Far from Perfect
A key ingredient of a genuine tzaddik is that the profound understanding of just how small he really is, and just how far from perfect he really is...
I was recently at a talk given by Rabbi Erez Moshe Doron, where he was talking about how Hashem prefers a sinner who knows he’s a sinner, to a tzaddik (saint) who knows that he’s a tzaddik.
What did he mean by that?
He meant that every single one of us slips us every single day. Every single one of us, even the most righteous, has what to make teshuva (repentance) on every single day. That’s why Rebbe Nachman put such a lot of emphasis on people doing an hour of personal prayer a day, precisely so that they could go over the previous 24 hours, and try to catch some of the things they did wrong, and to make teshuva and try to improve in those areas.
This sort of introspective hitbodedut is far from easy. In Forest Fields, Rav Arush explains that often, the first few times you try to remember your sins, you draw a complete blank, because the evil inclination makes it so hard for us admit that we still have a lot of work to do.
I’ve found this myself: often, I’m trying and trying to remember all the slip ups, the forgotten blessings, the evil speech, the casual cruelties, the clothes that aren’t quite 100% OK – and my mind goes completely blank.
Hey, wait a minute! What’s going on here? I know that I said something stupid when I was talking to X yesterday. Why can’t I remember the details now, and make teshuva for it?
You should know, this hasn’t been going on for days, or even weeks: it’s been going on for months. But I haven’t given up, because slowly, I am starting to remember more of the things that I’m doing wrong. Even better, Hashem is giving me a much greater sensitivity, so I understand in the middle of something, or straight after, that I’ve just slipped up, and I try to make teshuva for it on the spot.
I have a lot of work to do. I am doing my best to be a sinner who knows that I’m a sinner – and it keeps me very humble. When you know that you are sinner, you know that you have what to work on, and what to fix, even if you aren’t quite ready to admit it.
But when you’re a tzaddik who knows you are a tzaddik, you’re perfect. You’ve arrived. You are doing everything A-OK and there is nothing more you need to do.
One of the things that drives me absolutely bonkers is when I talk to ‘perfect’ people who really and truly believe they are doing pretty well, and don’t really have anything much to fix.

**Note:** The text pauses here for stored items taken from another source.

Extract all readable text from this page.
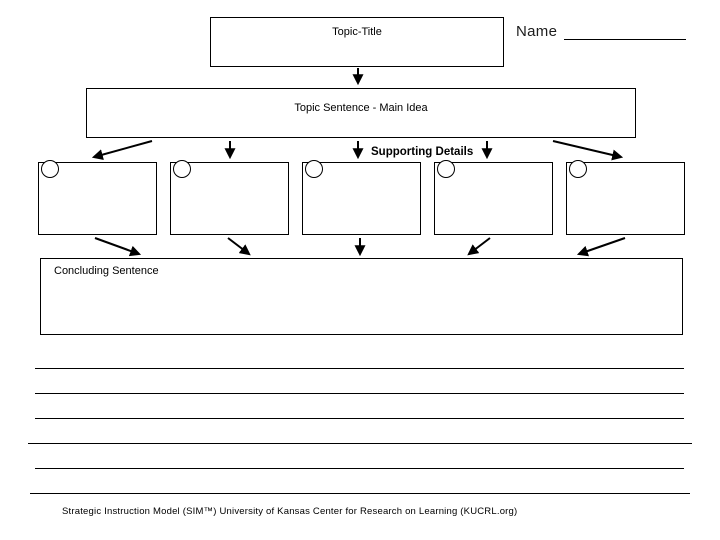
Topic-Title	Name
Topic Sentence - Main Idea
Supporting Details
Concluding Sentence
Strategic Instruction Model (SIM™) University of Kansas Center for Research on Learning (KUCRL.org)
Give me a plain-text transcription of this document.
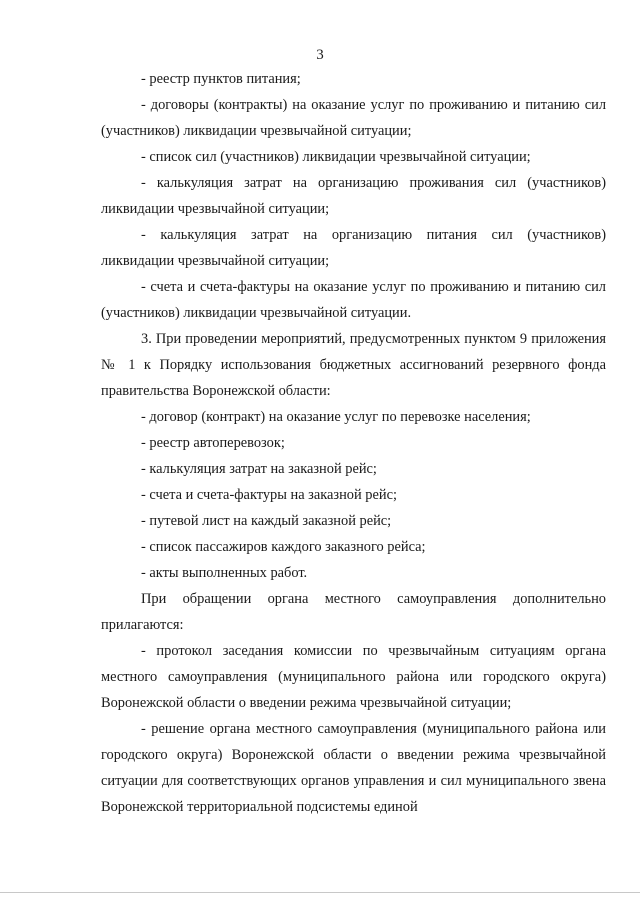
3

- реестр пунктов питания;

- договоры (контракты) на оказание услуг по проживанию и питанию сил (участников) ликвидации чрезвычайной ситуации;

- список сил (участников) ликвидации чрезвычайной ситуации;

- калькуляция затрат на организацию проживания сил (участников) ликвидации чрезвычайной ситуации;

- калькуляция затрат на организацию питания сил (участников) ликвидации чрезвычайной ситуации;

- счета и счета-фактуры на оказание услуг по проживанию и питанию сил (участников) ликвидации чрезвычайной ситуации.

3. При проведении мероприятий, предусмотренных пунктом 9 приложения № 1 к Порядку использования бюджетных ассигнований резервного фонда правительства Воронежской области:

- договор (контракт) на оказание услуг по перевозке населения;

- реестр автоперевозок;

- калькуляция затрат на заказной рейс;

- счета и счета-фактуры на заказной рейс;

- путевой лист на каждый заказной рейс;

- список пассажиров каждого заказного рейса;

- акты выполненных работ.

При обращении органа местного самоуправления дополнительно прилагаются:

- протокол заседания комиссии по чрезвычайным ситуациям органа местного самоуправления (муниципального района или городского округа) Воронежской области о введении режима чрезвычайной ситуации;

- решение органа местного самоуправления (муниципального района или городского округа) Воронежской области о введении режима чрезвычайной ситуации для соответствующих органов управления и сил муниципального звена Воронежской территориальной подсистемы единой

OK, they may concede that they still talk a little bit too much lashon hora (evil speech) – it’s such a tough one to eradicate that even tzaddikim struggle with it a bit – but in general, they are doing p-r-e-t-t-y well, thank you very much.

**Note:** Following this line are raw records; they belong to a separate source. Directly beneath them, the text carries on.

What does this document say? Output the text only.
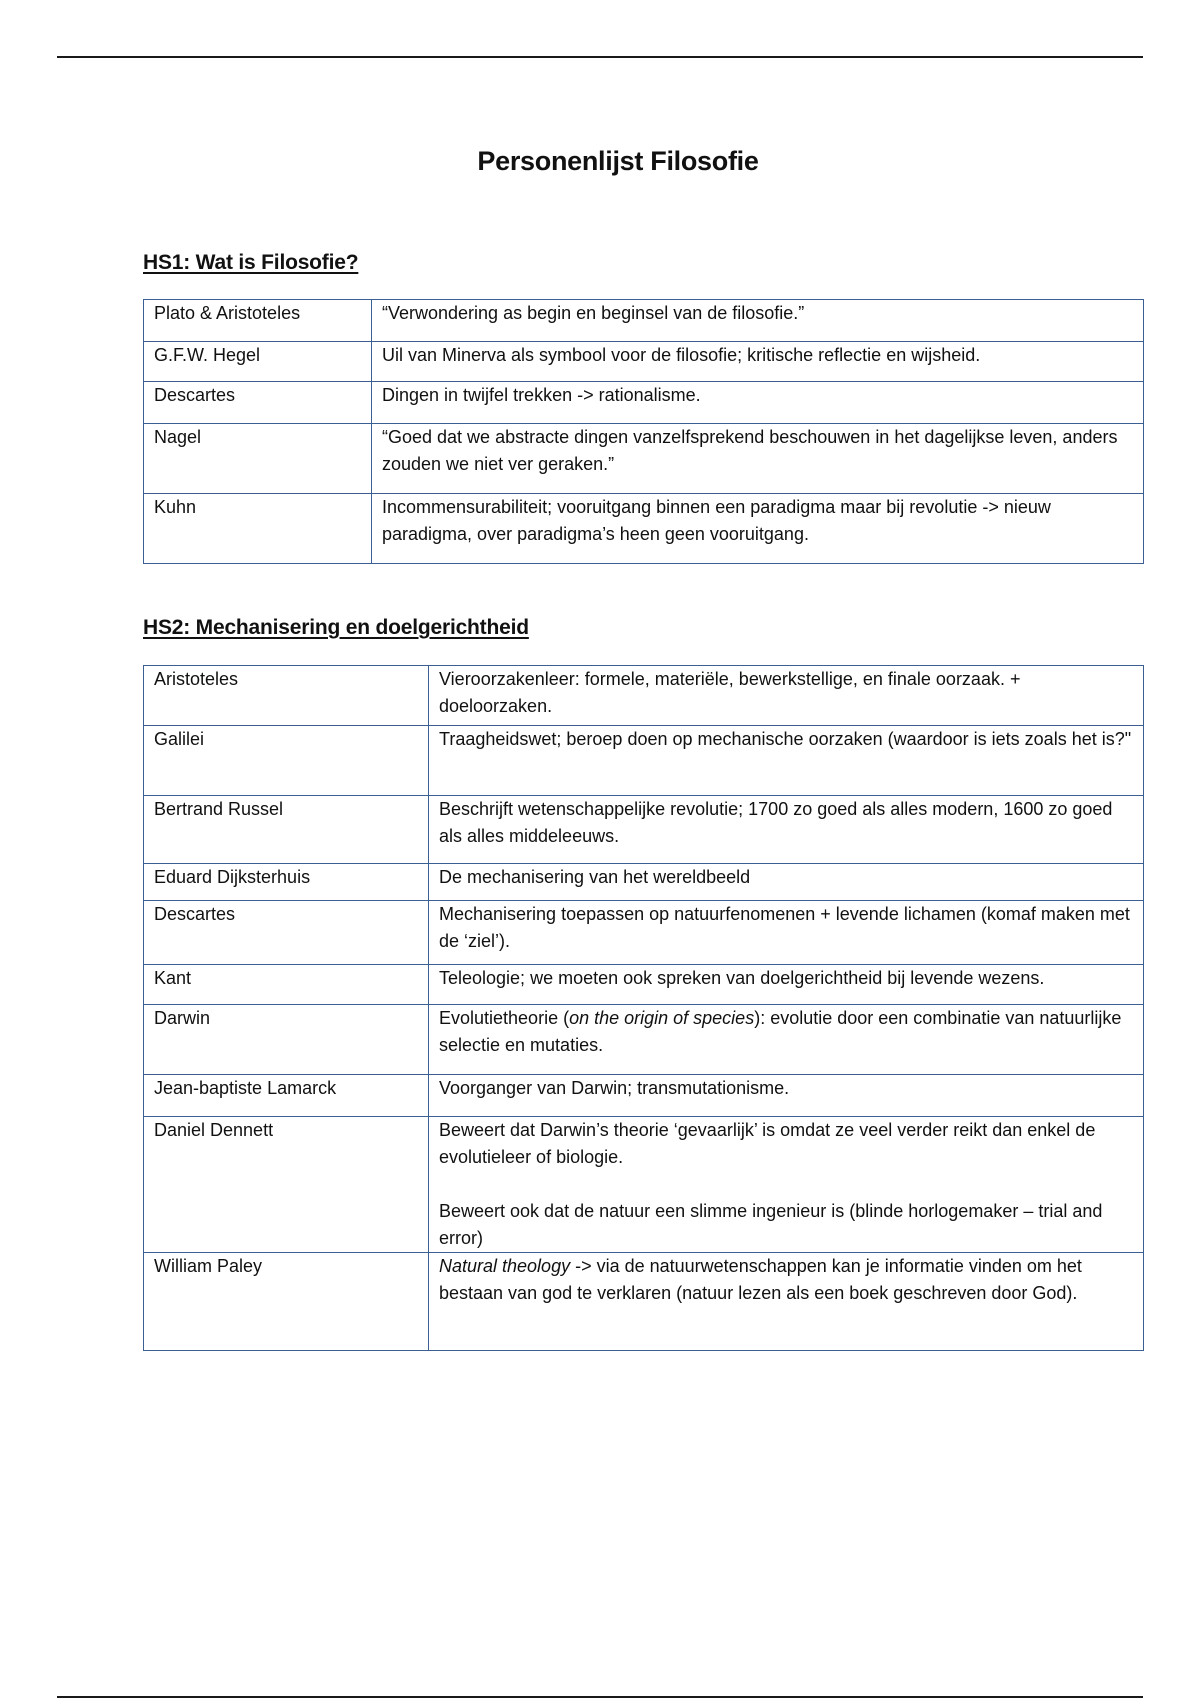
Personenlijst Filosofie
HS1: Wat is Filosofie?
Plato & Aristoteles	“Verwondering as begin en beginsel van de filosofie.”
G.F.W. Hegel	Uil van Minerva als symbool voor de filosofie; kritische reflectie en wijsheid.
Descartes	Dingen in twijfel trekken -> rationalisme.
Nagel	“Goed dat we abstracte dingen vanzelfsprekend beschouwen in het dagelijkse leven, anders zouden we niet ver geraken.”
Kuhn	Incommensurabiliteit; vooruitgang binnen een paradigma maar bij revolutie -> nieuw paradigma, over paradigma’s heen geen vooruitgang.
HS2: Mechanisering en doelgerichtheid
Aristoteles	Vieroorzakenleer: formele, materiële, bewerkstellige, en finale oorzaak. + doeloorzaken.
Galilei	Traagheidswet; beroep doen op mechanische oorzaken (waardoor is iets zoals het is?"
Bertrand Russel	Beschrijft wetenschappelijke revolutie; 1700 zo goed als alles modern, 1600 zo goed als alles middeleeuws.
Eduard Dijksterhuis	De mechanisering van het wereldbeeld
Descartes	Mechanisering toepassen op natuurfenomenen + levende lichamen (komaf maken met de ‘ziel’).
Kant	Teleologie; we moeten ook spreken van doelgerichtheid bij levende wezens.
Darwin	Evolutietheorie (on the origin of species): evolutie door een combinatie van natuurlijke selectie en mutaties.
Jean-baptiste Lamarck	Voorganger van Darwin; transmutationisme.
Daniel Dennett	Beweert dat Darwin’s theorie ‘gevaarlijk’ is omdat ze veel verder reikt dan enkel de evolutieleer of biologie.
Beweert ook dat de natuur een slimme ingenieur is (blinde horlogemaker – trial and error)

William Paley	Natural theology -> via de natuurwetenschappen kan je informatie vinden om het bestaan van god te verklaren (natuur lezen als een boek geschreven door God).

They reel off all the amazing mitzvot they do – and they are right, that each mitzvah is truly amazing. But doing a lot of mitzvot doesn’t make someone a tzaddik. In fact, a key ingredient of a genuine tzaddik is that they usually have a profound understanding of just how small they really are, and just how far from perfect they really are.
A real tzaddik would never dream of describing themselves as doing ‘p-r-e-t-t-y well’. Talk to a real tzaddik, and they’ll openly admit all the areas they are still struggling in. They won’t spend half an hour extolling their own virtues; quite the opposite.
In one of his torah lessons, Rav Arush explained that people who are already ‘religious’ at least externally, but who don’t appreciate that they are still sinners, and still need to make daily teshuva, are in the darkest dark there can be.
They are so convinced of their own righteousness, that it never crosses their mind that maybe, just maybe, they aren’t as perfect as they think, and that there is still a whole bunch of things that need to be examined, and changed.
I’ve met a lot of people who are stuck in that terrible darkness; people whose outward observance of mitzvot seems to have inoculated them against developing a more sincere, humble, genuine desire to do what G-d wants.
“I’m already doing what He wants!” they exclaim. “I eat kosher; I cover my hair; I keep Shabbat.”
But there is more, so much more, to being a sincere ‘good’ Jew.
The point is not to be perfect. The point is to be honest, because honesty leads to humility, and humility leads to a real relationship with G-d. The point is not to be a tzaddik who knows they are a tzaddik, but to be a sinner who knows they are a sinner, because sinners can make teshuva and grow and change.
If you don’t admit that you do things wrong, you’ll never work on improving. And you’ll be stuck in a very dark place, where on the outside you are as pious as can be, but on the inside, you are the furthest away you can get from the Creator.